Several California district courts have reached the same conclusion. See, e.g., Gerolaga v. Kramer, 2009 WL 3627940, at *6 (E.D. Cal. Oct. 29, 2009) (ruling that the petitioner had failed to raise "a proper and cognizable claim within the meaning of the 'actual innocence' exception under Schlup where he appeared to claim that he is actually innocent of attempted murder because the injuries suffered by his victim were not sufficient to support that charge, but also appeared to concede that he was guilty of committing lesser offenses against the victim); Clark v. Martel, 2009 WL 3489410, at *5 (E.D. Cal. Oct. 26, 2009) (ruling that the petitioner had failed to raise a colorable actual innocence claim where he appeared to argue that he was actually innocent of first degree murder, but conceded that he was guilty of second degree murder), affirmed, 451 Fed. Appx. 695 (9th Cir. 2011); Burleson v. California Dept. of Corrections and Rehabilitation, 2009 WL 2941516, at *4--*5 (N.D. Cal. Sept. 10, 2009) (ruling that the petitioner had not raised a proper claim that fit within the "actual innocence" exception where he admitted to having committed the killing, but maintained that the offense should have been voluntary manslaughter instead of second degree murder, based on a theory of imperfect self-defense).
Out of an abundance of caution, petitioner shall be allowed to file additional briefing within 21 days specifically describing the nature of his actual innocence claim. Simply stating that the 247 documents denied by the trial court would have demonstrated his innocence is insufficient. If petitioner has discovered new evidence, he must submit it. After reviewing petitioner's filing, the court will determine if it is necessary for respondent to file additional briefing.
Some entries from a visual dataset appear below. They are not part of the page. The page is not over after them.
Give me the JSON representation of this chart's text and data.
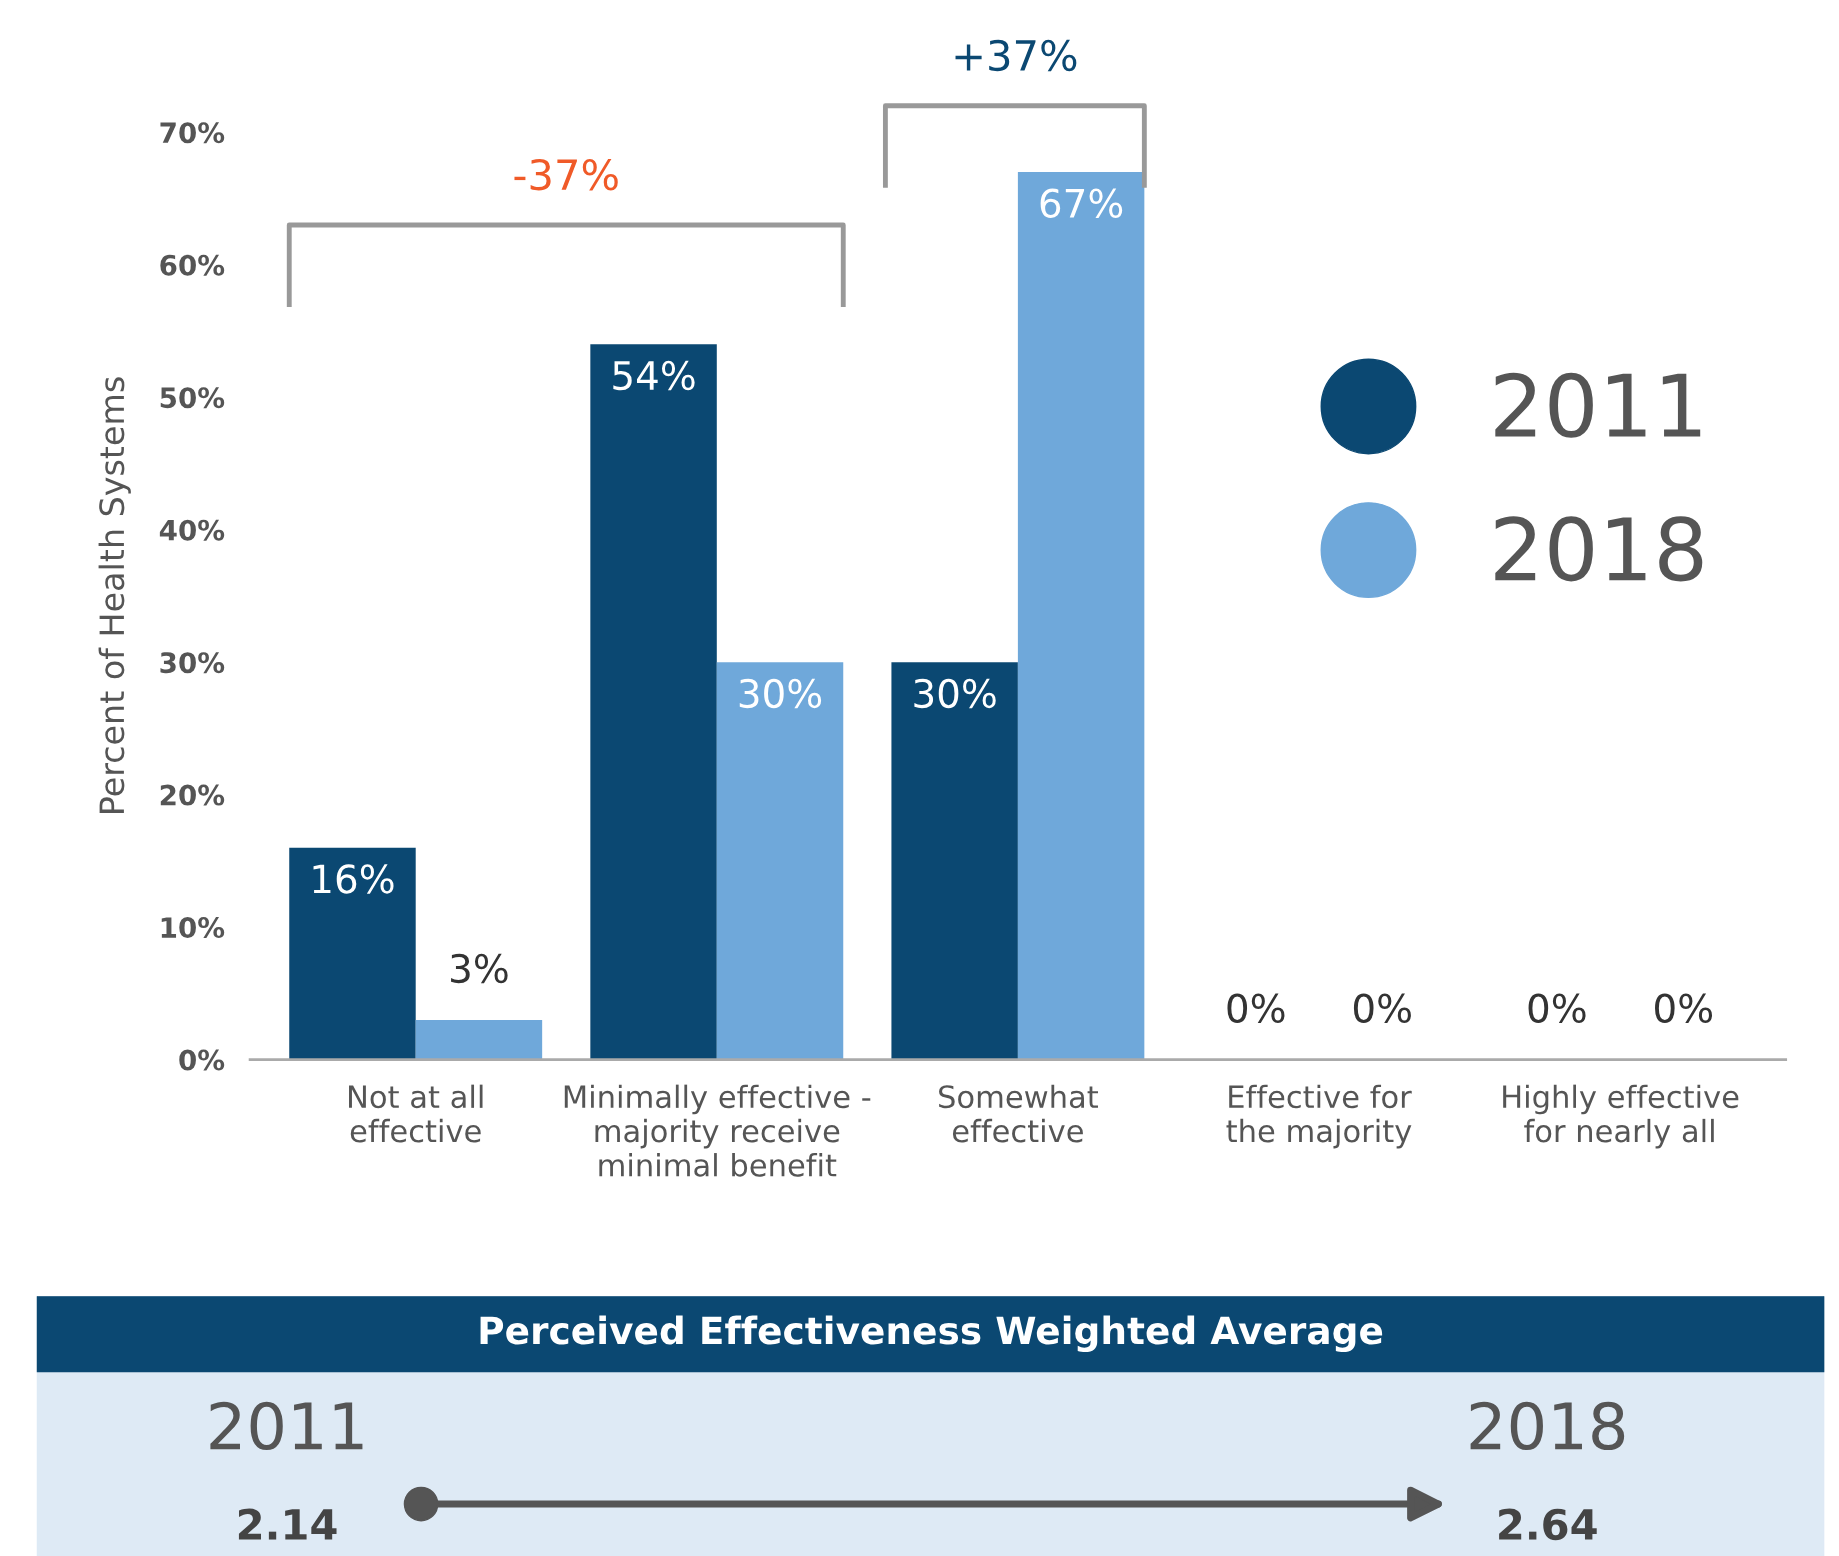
{
  "chart_data": [
    {
      "type": "bar",
      "ylabel": "Percent of Health Systems",
      "categories": [
        "Not at all\neffective",
        "Minimally effective -\nmajority receive\nminimal benefit",
        "Somewhat\neffective",
        "Effective for\nthe majority",
        "Highly effective\nfor nearly all"
      ],
      "series": [
        {
          "name": "2011",
          "color": "#0b4872",
          "values": [
            16,
            54,
            30,
            0,
            0
          ]
        },
        {
          "name": "2018",
          "color": "#6fa8da",
          "values": [
            3,
            30,
            67,
            0,
            0
          ]
        }
      ],
      "ylim": [
        0,
        70
      ],
      "yticks": [
        {
          "value": 0,
          "label": "0%"
        },
        {
          "value": 10,
          "label": "10%"
        },
        {
          "value": 20,
          "label": "20%"
        },
        {
          "value": 30,
          "label": "30%"
        },
        {
          "value": 40,
          "label": "40%"
        },
        {
          "value": 50,
          "label": "50%"
        },
        {
          "value": 60,
          "label": "60%"
        },
        {
          "value": 70,
          "label": "70%"
        }
      ],
      "value_labels": [
        [
          "16%",
          "54%",
          "30%",
          "0%",
          "0%"
        ],
        [
          "3%",
          "30%",
          "67%",
          "0%",
          "0%"
        ]
      ],
      "annotations": [
        "-37%",
        "+37%"
      ],
      "grid": false,
      "legend": "right"
    },
    {
      "type": "other",
      "title": "Perceived Effectiveness Weighted Average",
      "categories": [
        "2011",
        "2018"
      ],
      "values": [
        2.14,
        2.64
      ],
      "data_labels": true
    }
  ]
}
Accordingly, IT IS HEREBY ORDERED that:
1. The motion to proceed in forma pauperis (Doc. 7) is granted;
2. The motion to dismiss (Doc. 9) is granted in part, in that claims one, two, three and four are dismissed as untimely;
3. Petitioner shall file briefing within 21 days describing in more detail his actual innocence claim as set forth above. Failure to file briefing will result in this claim and the petition being dismissed.